Although it’s extremely catchy, the song structure is disappointingly simple and takes the fun out of anticipation. I even found myself ACCURATELY guessing the exact breakdown pattern before it even started! Even in the one song that actually grabbed my attention, Sin City. It starts out with this really cool soft guitar intro which then leads into the exact chugging breakdown pattern that I was expecting. One thing that I was surprised to hear was that in some parts there were some really moving parts that were created specifically to start a mosh pit. But all throughout the album, the band just makes it way too obvious when they’re about to play another breakdown. Fortunately, the band manages to maintain a high energy level for the duration of the album, so it’s not like the breakdowns are dull and without energy due to virtually no buildup. But it still takes the fun out of it for me and basically abuses and overuses the breakdown.

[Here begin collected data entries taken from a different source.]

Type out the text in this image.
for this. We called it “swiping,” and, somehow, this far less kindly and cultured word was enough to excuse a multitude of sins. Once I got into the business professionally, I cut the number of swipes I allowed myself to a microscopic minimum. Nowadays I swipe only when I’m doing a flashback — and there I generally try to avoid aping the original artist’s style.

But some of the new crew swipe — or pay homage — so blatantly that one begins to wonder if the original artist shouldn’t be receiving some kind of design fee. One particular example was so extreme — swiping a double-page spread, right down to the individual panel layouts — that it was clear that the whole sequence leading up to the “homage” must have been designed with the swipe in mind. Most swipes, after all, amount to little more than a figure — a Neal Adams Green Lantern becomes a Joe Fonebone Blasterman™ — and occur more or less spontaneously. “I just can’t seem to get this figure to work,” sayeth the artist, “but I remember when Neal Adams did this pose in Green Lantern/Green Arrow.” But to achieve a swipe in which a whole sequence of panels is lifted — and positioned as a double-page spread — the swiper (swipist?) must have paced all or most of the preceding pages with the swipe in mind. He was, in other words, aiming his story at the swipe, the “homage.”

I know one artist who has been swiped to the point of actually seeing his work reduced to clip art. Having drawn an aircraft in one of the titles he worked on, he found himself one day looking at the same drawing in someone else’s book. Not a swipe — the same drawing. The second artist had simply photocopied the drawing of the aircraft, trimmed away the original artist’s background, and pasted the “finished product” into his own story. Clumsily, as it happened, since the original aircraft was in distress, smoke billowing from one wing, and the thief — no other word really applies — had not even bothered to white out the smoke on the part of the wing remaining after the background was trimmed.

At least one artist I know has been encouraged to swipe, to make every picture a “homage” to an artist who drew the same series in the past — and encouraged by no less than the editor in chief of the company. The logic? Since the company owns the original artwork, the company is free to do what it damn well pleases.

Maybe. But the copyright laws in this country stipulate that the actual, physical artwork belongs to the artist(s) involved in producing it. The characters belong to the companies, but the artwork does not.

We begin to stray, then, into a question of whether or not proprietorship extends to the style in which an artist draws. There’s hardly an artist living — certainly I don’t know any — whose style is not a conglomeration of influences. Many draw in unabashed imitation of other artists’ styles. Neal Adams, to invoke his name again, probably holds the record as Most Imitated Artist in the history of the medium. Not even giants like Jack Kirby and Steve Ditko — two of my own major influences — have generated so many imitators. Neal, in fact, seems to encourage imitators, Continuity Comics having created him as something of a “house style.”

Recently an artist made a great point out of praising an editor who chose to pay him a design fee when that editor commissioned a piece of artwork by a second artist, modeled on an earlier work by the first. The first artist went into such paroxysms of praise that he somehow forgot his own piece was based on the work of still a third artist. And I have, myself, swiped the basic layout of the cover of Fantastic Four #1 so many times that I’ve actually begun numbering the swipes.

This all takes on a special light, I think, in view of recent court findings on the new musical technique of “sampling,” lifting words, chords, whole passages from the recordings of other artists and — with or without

The bassist is the worst member of the band. He’s not tight with the drummer like he’s supposed to be, he’s not even tight with the guitars! There are some really tight breakdowns where he obviously practiced and managed to stay with the rest of the band. But it seems that he didn’t put much dedication and practice into EVERYTHING. Now this is JUST A GUESS, but I’m pretty sure that the producer of this album was also the producer for Struc/tures’ debut full-length because the guitar distortions sound IDENTICAL. They’re both EXTREMELY loud, very crunchy and have a really thick distortion; and the guitar distortions do nothing short of amplifying the energy level.

The drummer is where the true talent in this band lies. The kick drumming is fantastic; he likes to keep things interesting by switching back and forth between complex and simple fills. If your stereo has A LOT of bass or good subwoofers, his blast beats feel like a stampede of wildebeests pummeling you into the dirt. The vocalist uses a combination of deepish growls, screams, and really dirty yells (which could probably be easily considered really high growls). This album has grit, it has energy, and it has catch. But it still manages to leave the listener unsatisfied and empty. Basically, it’s all icing, but no cake. I would give this album 11/20 for having good qualities, one good song, good drumming, no bad qualities, but no satisfying traits what so ever.